Slip op. at 36-37 (footnote omitted).  See Id. at 37 (plaintiff must have expert testimony “on what ‘a more adequate label’ would contain”) (footnote omitted).

And in Gentile still more – enough that, in our opinion, Gentile is the best trial court opinion ever to emerge from a Massachusetts trial court in a drug or medical device case.  Specifically:

  • Warning causation:  The plaintiff’s attempted nit-picking of the warnings in Gentile also failed because the prescribing surgeon’s decision “would not have changed” with the additional information. 2016 WL 4128159, at *7.
  • Good Samaritan liability: “[P]laintiff cannot prove defendants voluntarily assumed a duty to warn [the decedent] by providing her with information directly, and not through her doctor.” Id. at *8.
  • Design defect/comment k: “New York does not recognize a design defect theory of liability for prescription medicines” because a drug with adequate warnings is “not defective.” Id.
  • Mensing-style preemption for innovator drugs: All warning claims against the distributor defendant were preempted because it was impossible for the distributor to alter drug warnings because it was not the holder of the FDA new drug application. Id. at *9 (another company “is the holder of the original, approved application for [the drug]. Consequently, [the distributor] could not have sought modifications of the label”).

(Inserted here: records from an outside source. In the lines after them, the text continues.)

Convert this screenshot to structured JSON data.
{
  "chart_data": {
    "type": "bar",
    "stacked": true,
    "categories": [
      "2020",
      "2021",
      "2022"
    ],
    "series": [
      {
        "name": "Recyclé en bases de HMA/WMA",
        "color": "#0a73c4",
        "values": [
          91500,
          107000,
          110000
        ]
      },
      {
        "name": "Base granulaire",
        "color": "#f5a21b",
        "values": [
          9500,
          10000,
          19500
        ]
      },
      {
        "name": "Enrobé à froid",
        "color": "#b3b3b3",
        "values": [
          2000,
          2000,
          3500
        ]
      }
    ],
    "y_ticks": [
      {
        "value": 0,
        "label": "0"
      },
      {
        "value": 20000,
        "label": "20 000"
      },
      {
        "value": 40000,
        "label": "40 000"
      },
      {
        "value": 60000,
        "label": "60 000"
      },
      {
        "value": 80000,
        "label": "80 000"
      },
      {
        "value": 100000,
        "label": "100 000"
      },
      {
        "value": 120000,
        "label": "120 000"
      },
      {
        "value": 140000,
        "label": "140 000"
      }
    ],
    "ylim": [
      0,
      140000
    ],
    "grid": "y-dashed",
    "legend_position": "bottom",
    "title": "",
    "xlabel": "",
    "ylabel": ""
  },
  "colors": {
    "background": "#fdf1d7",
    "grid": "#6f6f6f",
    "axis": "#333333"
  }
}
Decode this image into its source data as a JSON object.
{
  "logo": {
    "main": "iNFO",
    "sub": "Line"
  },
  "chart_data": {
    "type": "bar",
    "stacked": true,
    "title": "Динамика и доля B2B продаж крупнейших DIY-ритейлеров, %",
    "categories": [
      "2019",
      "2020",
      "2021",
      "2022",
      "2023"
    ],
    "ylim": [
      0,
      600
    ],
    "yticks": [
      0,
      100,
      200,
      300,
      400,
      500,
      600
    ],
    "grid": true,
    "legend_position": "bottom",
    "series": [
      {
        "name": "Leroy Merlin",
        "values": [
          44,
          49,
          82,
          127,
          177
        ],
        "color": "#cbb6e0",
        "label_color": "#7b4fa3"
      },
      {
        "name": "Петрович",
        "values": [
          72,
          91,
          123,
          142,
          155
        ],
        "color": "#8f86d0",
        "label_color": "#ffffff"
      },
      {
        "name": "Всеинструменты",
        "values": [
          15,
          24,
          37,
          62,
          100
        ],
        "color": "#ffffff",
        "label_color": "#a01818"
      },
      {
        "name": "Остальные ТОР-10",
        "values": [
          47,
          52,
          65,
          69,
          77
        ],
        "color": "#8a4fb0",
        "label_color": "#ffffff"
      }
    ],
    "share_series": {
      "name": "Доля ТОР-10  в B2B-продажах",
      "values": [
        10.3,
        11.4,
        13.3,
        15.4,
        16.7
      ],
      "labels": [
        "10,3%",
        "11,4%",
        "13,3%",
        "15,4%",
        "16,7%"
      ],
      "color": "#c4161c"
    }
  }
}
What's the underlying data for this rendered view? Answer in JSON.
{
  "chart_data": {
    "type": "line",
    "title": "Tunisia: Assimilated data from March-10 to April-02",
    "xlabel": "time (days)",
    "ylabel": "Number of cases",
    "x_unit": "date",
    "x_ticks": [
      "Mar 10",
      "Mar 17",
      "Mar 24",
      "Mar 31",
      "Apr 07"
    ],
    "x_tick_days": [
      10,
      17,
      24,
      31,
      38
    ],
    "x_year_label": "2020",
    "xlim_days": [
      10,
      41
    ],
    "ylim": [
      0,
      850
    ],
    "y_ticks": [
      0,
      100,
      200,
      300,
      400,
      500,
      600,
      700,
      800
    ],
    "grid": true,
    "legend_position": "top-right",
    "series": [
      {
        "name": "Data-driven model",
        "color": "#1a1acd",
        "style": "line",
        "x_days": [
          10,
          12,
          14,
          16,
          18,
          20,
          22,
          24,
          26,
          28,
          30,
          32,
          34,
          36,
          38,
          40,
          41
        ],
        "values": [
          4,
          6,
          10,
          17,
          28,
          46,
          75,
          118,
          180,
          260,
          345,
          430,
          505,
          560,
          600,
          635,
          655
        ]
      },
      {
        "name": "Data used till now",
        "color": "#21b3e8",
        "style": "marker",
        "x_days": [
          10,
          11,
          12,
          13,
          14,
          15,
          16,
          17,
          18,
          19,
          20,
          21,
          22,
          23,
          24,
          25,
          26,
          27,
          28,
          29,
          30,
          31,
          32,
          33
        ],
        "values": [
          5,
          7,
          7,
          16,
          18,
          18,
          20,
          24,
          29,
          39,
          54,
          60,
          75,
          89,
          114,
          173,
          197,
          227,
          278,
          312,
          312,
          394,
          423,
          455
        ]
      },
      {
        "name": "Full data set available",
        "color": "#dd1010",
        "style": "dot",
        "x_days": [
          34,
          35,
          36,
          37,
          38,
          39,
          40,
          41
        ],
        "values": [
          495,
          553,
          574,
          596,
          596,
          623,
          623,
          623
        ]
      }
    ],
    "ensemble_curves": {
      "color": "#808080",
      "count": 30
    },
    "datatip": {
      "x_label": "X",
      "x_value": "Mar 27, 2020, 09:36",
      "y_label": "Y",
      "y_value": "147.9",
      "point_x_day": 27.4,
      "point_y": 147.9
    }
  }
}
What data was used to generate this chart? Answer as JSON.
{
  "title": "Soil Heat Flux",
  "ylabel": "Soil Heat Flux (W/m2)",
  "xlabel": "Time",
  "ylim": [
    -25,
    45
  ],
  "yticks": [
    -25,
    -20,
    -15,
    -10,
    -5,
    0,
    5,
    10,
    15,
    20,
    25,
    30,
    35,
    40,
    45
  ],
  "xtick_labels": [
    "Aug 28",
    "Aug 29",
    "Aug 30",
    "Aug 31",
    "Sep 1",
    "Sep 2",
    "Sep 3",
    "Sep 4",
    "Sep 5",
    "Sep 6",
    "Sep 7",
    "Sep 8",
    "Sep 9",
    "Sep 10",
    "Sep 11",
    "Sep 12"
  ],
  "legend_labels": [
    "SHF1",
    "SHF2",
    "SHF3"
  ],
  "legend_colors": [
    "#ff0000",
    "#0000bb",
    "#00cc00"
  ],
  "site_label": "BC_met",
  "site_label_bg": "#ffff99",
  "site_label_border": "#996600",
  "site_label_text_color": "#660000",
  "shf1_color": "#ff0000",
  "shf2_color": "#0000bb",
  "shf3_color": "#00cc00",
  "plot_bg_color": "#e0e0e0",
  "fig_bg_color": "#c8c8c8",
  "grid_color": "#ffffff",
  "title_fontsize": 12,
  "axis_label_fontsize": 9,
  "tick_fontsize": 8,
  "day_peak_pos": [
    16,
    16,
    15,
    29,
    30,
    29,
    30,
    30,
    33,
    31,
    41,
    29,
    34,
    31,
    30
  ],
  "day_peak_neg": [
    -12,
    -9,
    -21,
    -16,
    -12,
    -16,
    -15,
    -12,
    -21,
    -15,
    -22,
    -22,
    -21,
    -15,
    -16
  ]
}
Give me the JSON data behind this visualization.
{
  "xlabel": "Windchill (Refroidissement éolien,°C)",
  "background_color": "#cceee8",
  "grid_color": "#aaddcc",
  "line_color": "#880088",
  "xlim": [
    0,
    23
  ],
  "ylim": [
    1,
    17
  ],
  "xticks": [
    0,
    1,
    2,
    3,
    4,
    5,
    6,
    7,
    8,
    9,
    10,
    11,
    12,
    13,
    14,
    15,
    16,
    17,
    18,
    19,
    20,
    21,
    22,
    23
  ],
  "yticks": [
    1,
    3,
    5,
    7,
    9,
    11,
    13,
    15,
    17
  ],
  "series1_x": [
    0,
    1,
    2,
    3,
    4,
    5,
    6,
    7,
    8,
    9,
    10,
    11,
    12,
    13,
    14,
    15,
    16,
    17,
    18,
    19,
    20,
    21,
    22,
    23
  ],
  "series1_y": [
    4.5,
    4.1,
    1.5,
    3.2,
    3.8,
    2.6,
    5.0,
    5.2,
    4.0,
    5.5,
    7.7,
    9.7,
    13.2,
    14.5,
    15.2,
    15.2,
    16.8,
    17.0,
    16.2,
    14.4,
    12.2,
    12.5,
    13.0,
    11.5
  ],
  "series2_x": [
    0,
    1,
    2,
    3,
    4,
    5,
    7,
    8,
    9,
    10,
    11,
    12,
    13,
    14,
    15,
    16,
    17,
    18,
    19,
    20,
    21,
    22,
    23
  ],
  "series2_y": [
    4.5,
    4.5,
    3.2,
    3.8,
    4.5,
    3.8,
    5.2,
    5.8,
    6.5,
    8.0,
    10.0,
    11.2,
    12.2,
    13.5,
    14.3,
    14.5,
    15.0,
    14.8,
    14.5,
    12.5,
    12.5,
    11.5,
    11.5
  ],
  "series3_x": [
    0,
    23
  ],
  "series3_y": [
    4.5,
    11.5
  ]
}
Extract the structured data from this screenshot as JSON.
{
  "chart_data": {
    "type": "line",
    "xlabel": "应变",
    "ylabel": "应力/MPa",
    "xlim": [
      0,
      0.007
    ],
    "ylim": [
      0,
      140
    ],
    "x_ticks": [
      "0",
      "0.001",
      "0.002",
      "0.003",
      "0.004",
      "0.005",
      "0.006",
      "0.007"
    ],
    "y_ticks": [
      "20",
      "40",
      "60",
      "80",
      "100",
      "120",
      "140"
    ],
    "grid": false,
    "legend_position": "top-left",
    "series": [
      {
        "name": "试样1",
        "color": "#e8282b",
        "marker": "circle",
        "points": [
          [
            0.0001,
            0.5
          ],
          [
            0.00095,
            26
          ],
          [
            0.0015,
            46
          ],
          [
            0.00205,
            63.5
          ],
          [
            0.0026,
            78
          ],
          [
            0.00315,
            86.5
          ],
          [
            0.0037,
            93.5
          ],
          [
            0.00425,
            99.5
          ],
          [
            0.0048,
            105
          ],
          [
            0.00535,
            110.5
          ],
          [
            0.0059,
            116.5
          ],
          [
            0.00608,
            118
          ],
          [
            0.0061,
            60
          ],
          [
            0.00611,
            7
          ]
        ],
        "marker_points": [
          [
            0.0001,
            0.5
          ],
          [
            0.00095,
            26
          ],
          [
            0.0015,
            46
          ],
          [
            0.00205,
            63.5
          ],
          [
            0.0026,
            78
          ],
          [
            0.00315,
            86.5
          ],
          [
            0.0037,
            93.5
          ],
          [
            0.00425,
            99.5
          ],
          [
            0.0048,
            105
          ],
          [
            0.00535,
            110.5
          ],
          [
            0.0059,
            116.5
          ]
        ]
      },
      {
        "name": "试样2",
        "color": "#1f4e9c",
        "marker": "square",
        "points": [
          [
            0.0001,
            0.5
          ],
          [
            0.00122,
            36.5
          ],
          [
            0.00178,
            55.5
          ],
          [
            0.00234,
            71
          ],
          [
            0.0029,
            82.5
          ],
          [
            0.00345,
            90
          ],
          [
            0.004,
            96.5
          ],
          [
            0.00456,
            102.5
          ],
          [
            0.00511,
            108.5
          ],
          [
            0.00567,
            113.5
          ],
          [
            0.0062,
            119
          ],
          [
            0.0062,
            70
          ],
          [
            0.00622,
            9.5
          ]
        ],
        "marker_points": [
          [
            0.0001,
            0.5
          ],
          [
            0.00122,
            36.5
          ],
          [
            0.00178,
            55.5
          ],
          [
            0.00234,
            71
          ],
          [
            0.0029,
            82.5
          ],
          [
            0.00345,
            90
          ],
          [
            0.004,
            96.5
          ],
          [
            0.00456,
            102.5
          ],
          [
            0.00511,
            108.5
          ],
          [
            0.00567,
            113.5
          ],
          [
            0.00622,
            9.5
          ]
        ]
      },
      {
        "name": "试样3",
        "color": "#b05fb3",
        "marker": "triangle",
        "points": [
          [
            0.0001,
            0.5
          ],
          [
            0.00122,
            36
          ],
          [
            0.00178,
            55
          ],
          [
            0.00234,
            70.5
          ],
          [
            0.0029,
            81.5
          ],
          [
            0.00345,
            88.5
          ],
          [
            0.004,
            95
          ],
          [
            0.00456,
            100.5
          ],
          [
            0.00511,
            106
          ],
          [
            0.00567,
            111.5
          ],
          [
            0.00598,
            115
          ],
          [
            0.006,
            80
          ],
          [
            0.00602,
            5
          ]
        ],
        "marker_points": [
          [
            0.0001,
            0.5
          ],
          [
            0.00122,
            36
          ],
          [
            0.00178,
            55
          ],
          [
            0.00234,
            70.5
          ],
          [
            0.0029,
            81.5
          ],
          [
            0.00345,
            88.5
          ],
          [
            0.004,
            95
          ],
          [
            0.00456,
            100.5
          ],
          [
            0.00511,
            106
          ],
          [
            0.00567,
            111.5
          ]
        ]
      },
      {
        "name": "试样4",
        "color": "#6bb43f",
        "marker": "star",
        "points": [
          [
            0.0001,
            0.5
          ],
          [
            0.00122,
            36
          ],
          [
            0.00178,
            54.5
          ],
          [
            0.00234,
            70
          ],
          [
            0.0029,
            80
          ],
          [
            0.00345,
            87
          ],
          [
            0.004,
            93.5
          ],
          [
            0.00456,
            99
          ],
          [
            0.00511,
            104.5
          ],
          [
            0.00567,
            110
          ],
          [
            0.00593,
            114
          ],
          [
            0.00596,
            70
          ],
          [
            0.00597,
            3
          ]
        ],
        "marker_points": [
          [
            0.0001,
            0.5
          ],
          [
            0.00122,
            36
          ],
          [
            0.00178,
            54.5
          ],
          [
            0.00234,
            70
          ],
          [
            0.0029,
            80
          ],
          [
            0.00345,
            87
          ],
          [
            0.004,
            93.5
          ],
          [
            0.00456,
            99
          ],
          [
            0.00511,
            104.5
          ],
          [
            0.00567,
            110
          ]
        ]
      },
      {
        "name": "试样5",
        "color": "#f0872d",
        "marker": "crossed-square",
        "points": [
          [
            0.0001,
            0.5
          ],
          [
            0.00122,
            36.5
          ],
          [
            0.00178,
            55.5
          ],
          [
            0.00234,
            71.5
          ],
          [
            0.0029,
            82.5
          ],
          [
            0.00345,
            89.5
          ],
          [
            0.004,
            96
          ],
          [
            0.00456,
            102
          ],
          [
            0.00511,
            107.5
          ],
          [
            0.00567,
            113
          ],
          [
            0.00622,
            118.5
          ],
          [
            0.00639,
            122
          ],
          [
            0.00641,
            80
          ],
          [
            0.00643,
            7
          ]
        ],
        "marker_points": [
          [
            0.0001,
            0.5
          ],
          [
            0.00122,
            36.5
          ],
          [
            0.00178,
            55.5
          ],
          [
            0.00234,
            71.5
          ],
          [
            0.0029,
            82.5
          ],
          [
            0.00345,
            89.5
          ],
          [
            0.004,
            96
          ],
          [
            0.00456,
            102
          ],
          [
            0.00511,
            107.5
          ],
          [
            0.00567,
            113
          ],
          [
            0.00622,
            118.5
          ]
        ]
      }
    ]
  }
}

Innovator drug preemption (2 kinds), warning adequacy as a matter of law, learned intermediary rule-based expert requirements, warning causation, design defect, and assumed duty – that’s a bunch of significant rulings. We’ll certainly be watching out for similar cases coming down the pike in the future, but given the thankfully rare nature of the risk involved, there probably won’t be that many.